ASML Holding NV halved its sales growth guidance for this year as a decision to ship deliveries before quality checks are completed meant it had to delay booking some revenue.
Expected sales growth for this year was cut to about 10 percent from approximately 20 percent, Europe’s largest semiconductor equipment maker said yesterday.
The company’s sales forecast for the third quarter of the year fell short of analysts’ expectations.
Photo: REUTERS
ASML yesterday predicted sales of 5.1 billion euros to 5.4 billion euros (US$5.22 billion to US$5.53 billion) for the third quarter compared with an estimate of 6.48 billion euros in a Bloomberg analyst survey.
The firm last year began skipping some final testing in its factories to speed up delivery. This meant clients got their machines earlier, but ASML had to delay sales recognition for those shipments until formal customer acceptance.
The value of fast shipments leading to delayed revenue recognition is expected to increase to 2.8 billion euros from a previous forecast of about 1 billion euros, the company said.
“What we saw in the second quarter, which is basically an acceleration of supply chain constraints, is actually also happening in the third quarter,” ASML CEO Peter Wennink said in a statement. “I think it will happen throughout the remainder of the year.”
ASML shares have been under additional pressure since the US started pushing the Netherlands to ban the company from selling some deep ultraviolet (DUV) lithography systems to China. Washington is focused on banning sales of the most advanced type of DUV technology, immersion lithography machines, Bloomberg reported earlier this month, citing people familiar with the matter.
The Dutch government, which confirmed that US officials are seeking to expand an existing moratorium on the sale of such systems to China, has yet to agree to any additional restrictions.

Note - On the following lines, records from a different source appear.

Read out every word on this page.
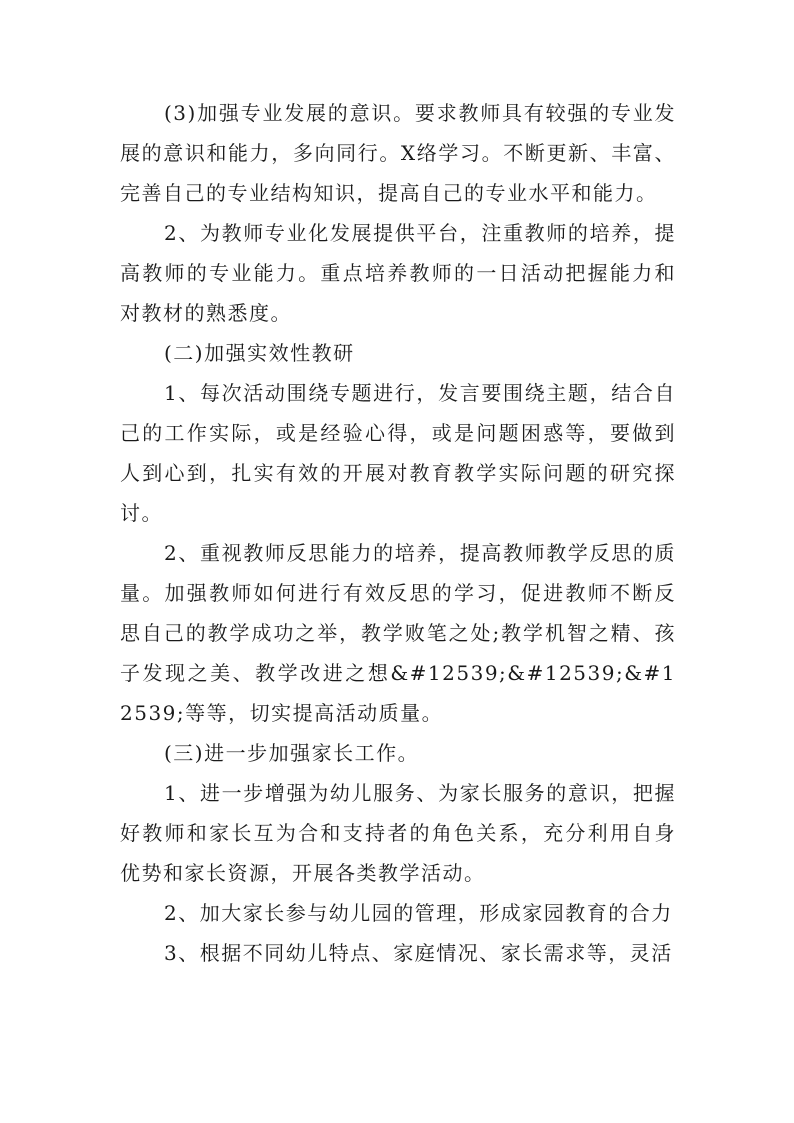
(3)加强专业发展的意识。要求教师具有较强的专业发展的意识和能力，多向同行。X络学习。不断更新、丰富、完善自己的专业结构知识，提高自己的专业水平和能力。

2、为教师专业化发展提供平台，注重教师的培养，提高教师的专业能力。重点培养教师的一日活动把握能力和对教材的熟悉度。

(二)加强实效性教研

1、每次活动围绕专题进行，发言要围绕主题，结合自己的工作实际，或是经验心得，或是问题困惑等，要做到人到心到，扎实有效的开展对教育教学实际问题的研究探讨。

2、重视教师反思能力的培养，提高教师教学反思的质量。加强教师如何进行有效反思的学习，促进教师不断反思自己的教学成功之举，教学败笔之处;教学机智之精、孩子发现之美、教学改进之想&#12539;&#12539;&#12539;等等，切实提高活动质量。

(三)进一步加强家长工作。

1、进一步增强为幼儿服务、为家长服务的意识，把握好教师和家长互为合和支持者的角色关系，充分利用自身优势和家长资源，开展各类教学活动。

2、加大家长参与幼儿园的管理，形成家园教育的合力

3、根据不同幼儿特点、家庭情况、家长需求等，灵活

ASML opposes the proposed ban because DUV lithography equipment is already a mature technology, Wennink said earlier this year.
“The geopolitical situation, the technological sovereignty that countries are after is driving” big investment and subsidy programs, he said in a separate statement yesterday.

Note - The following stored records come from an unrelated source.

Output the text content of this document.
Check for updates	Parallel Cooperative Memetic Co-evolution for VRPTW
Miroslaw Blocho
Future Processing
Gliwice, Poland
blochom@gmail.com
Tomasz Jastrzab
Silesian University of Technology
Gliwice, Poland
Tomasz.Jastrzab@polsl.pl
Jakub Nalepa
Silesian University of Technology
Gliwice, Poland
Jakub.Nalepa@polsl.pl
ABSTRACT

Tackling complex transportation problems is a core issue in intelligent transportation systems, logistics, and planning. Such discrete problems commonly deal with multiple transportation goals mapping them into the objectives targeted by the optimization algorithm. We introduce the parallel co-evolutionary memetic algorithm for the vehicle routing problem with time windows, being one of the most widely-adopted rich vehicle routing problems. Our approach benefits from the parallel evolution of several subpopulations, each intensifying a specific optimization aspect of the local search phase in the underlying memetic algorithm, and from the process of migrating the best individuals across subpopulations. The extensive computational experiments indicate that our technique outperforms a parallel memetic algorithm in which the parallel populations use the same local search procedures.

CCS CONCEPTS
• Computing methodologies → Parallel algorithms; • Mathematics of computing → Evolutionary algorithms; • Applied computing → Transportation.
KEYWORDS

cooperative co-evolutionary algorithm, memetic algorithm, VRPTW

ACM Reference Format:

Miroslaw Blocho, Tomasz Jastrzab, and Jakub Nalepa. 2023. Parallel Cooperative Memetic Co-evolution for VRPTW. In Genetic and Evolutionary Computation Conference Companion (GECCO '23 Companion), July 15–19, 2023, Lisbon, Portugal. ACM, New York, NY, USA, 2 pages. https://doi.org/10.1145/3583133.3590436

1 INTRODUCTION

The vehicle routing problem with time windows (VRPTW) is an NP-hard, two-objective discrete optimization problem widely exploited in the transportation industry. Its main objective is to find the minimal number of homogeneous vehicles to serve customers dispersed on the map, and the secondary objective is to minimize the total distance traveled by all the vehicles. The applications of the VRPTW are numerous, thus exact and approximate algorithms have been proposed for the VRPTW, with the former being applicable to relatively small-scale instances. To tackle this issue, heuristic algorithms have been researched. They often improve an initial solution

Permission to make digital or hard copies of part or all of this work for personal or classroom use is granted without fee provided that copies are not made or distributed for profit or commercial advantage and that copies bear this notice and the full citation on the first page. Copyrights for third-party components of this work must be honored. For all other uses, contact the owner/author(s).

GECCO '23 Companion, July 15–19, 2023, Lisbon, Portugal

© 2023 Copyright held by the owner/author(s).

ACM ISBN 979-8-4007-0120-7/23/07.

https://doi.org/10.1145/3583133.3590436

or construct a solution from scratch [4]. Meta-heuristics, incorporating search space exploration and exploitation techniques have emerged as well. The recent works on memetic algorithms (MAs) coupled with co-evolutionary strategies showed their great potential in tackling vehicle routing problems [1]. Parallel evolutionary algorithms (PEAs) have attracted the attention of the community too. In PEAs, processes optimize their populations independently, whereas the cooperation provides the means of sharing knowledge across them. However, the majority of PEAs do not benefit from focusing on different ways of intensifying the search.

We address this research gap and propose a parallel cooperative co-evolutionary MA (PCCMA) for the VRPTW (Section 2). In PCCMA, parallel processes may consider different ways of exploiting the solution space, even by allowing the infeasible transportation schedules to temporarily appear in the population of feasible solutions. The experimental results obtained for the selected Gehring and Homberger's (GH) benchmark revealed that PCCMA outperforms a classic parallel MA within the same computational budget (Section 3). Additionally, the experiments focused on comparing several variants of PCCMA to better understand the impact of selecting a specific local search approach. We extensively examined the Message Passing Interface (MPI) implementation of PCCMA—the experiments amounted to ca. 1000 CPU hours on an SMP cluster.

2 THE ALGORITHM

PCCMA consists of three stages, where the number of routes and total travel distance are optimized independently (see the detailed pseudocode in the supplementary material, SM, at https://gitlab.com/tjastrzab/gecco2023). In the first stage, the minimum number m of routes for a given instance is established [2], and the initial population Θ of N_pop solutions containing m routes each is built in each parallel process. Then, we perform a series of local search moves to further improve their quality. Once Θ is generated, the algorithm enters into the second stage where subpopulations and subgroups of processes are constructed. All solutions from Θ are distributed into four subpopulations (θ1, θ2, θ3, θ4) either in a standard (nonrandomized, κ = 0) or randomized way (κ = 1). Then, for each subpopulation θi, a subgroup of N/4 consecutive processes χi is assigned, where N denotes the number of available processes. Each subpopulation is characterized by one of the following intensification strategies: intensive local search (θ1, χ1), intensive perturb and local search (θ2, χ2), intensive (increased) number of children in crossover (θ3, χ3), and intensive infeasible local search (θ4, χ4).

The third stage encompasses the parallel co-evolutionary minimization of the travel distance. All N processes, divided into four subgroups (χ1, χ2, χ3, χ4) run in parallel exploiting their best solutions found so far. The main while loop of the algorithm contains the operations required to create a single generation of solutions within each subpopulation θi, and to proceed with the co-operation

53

He said that ASML expects a “quadrupling or quintupling” of the semiconductor content in the longer term despite “mixed signals” in the short term.
ASML has cornered the market for the latest advanced extreme ultraviolet lithography equipment needed to make cutting-edge chips that are faster, cheaper and more efficient.
“The demand is still significantly higher than what we can make,” Wennink said. “This was the situation in the last quarter. It’s still the same. We don’t see any demand reduction.”
Wennink said despite “very strong” demand, the company sees a slowdown particularly in products such as PCs and smartphones.
The Dutch company’s customers include Taiwan Semiconductor Manufacturing Co (台積電) and Samsung Electronics Co, which have been investing heavily to keep up with rebounding demand as COVID-19 lockdowns ended.
It competes with Japan’s Nikon Corp in DUV machines used to produce more mature chips.
In the second quarter, ASML sold a total of 91 lithography machines.
This year, it is planning to ship 55 extreme ultraviolet devices, which etch smaller circuits while increasing capacity and speed, but it would only book revenue for 40 systems because of the sales recognition delay, it said.